Le 7 ? cela ne vous dit rien ? Les 7 merveilles du monde ? Les 7 arts ? Non. C'est beaucoup plus terre à terre : il y a un président de conseil départemental dans l'Est de la France (je ne sais plus si c'est le Haut ou Bas Rhin) qui a eu une idée : puisque son département finance le RSA, il a décidé de conditionner cette aide à une petite contrepartie, le bénéficiaire s'engageant à accomplir bénévolement 7 h de travail par semaine. La belle idée que voilà, et nombreux ont été ceux qui l'ont louée : puisque c'est nous qui payons, sur nos impôts eh bien que ceux qui en profitent accomplissent un travail pour la société. Le bénévolat, par définition, c'est une activité choisie par une personne et sans le moindre lien financier ou rétributif quel qu'il soit. Or conditionner le RSA à un bénévolat, c'est en quelque sorte faire un chantage inadmissible : ou tu bosses bénévolement pendant 7h par semaine et je te donne 400€, ou tu n'as rien.

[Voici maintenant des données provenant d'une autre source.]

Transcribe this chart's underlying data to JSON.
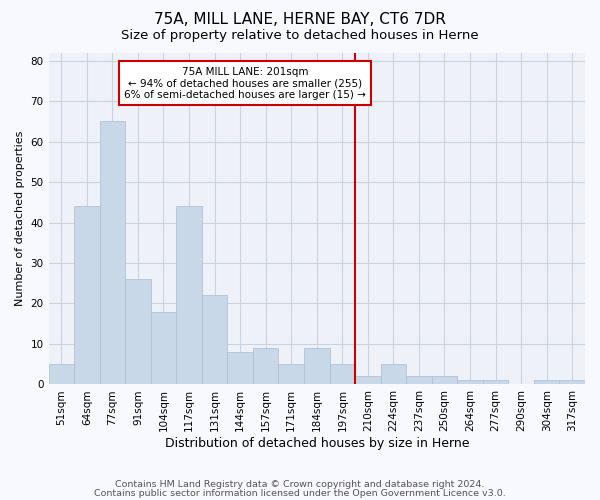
{
  "title1": "75A, MILL LANE, HERNE BAY, CT6 7DR",
  "title2": "Size of property relative to detached houses in Herne",
  "xlabel": "Distribution of detached houses by size in Herne",
  "ylabel": "Number of detached properties",
  "categories": [
    "51sqm",
    "64sqm",
    "77sqm",
    "91sqm",
    "104sqm",
    "117sqm",
    "131sqm",
    "144sqm",
    "157sqm",
    "171sqm",
    "184sqm",
    "197sqm",
    "210sqm",
    "224sqm",
    "237sqm",
    "250sqm",
    "264sqm",
    "277sqm",
    "290sqm",
    "304sqm",
    "317sqm"
  ],
  "values": [
    5,
    44,
    65,
    26,
    18,
    44,
    22,
    8,
    9,
    5,
    9,
    5,
    2,
    5,
    2,
    2,
    1,
    1,
    0,
    1,
    1
  ],
  "bar_color": "#c8d8e8",
  "bar_edge_color": "#a8bece",
  "bar_linewidth": 0.5,
  "vline_color": "#cc0000",
  "annotation_line1": "75A MILL LANE: 201sqm",
  "annotation_line2": "← 94% of detached houses are smaller (255)",
  "annotation_line3": "6% of semi-detached houses are larger (15) →",
  "annotation_box_color": "#cc0000",
  "ylim": [
    0,
    82
  ],
  "yticks": [
    0,
    10,
    20,
    30,
    40,
    50,
    60,
    70,
    80
  ],
  "grid_color": "#c8d4e4",
  "background_color": "#eef2f8",
  "fig_facecolor": "#f8f8ff",
  "footer1": "Contains HM Land Registry data © Crown copyright and database right 2024.",
  "footer2": "Contains public sector information licensed under the Open Government Licence v3.0.",
  "title1_fontsize": 11,
  "title2_fontsize": 9.5,
  "xlabel_fontsize": 9,
  "ylabel_fontsize": 8,
  "tick_fontsize": 7.5,
  "footer_fontsize": 6.8,
  "annot_fontsize": 7.5
}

Richissime idée, et j'aime bien calculer, le RSA c'est en moyenne 400€ par mois ; maintenant si vous divisez la somme de 400€ par 28 (7x4) vous obtenez un prix de l'heure de 14,28€ net ! C'est bien plus que l'heure horaire du Smic ! Alors puisque le Conseil départemental est capable de supporter financièrement une telle idée, ne serait-il pas préférable de créer de véritables postes à temps plein, payés au smic et correspondant au profil de formation des bénéficiaires du RSA : ce serait plus gratifiant pour le bénéficiaire, puisqu'i aurait été à même de choisir son secteur de travail en fonction de ses aptitudes et de ses goûts, et plus « rentable » pour la société, impôts directs et/ou TVA dont il devrait s'acquitter, qu'il le veuille ou non.
Et pour terminer sur les chiffres, une énigme que je pose à tous mes lecteurs fin lettrés et impressionnants calculateurs !
Sachant qu'une réforme fondamentale de l'orthographe vient d'être pondue, combien y-a-t-il de mots qui vont garder leurs accents circonflexes et combien vont le perdre ! Remarquez j'aime beaucoup la « gratuité » de cette réforme, puisque de toutes les façons, accents ou pas accents, il n'y aura pas de faute, et les deux orthographes seront admises … alors pourquoi avoir pondu cette réforme ? Les anciens instituteurs vont se sentir pousser des ailes de révolte dans leur retraite, et les nouveaux professeurs des écoles vont y perdre le peu de latin qu'ils ont encore (1), et ce n'est pas un mal, puisqu'une autre réforme va limiter et de beaucoup l'enseignement de cette langue !
Où est cet heureux temps où des professeurs de fac pouvaient se permettre de faire des cours de littérature et de civilisation latine, tout en latin !!!! Mais comme il paraît que vouloir continuer à enseigner le latin, voire le grec, est profondément réac, et élitiste, alors oui, je revendique pour la première fois de ma vie le droit à être réac et élitiste !
(1) je ne sous-entends pas qu'ils connaissent peu le latin, mais seulement que n'en ayant plus la pratique, ils en aient forcément beaucoup oublié.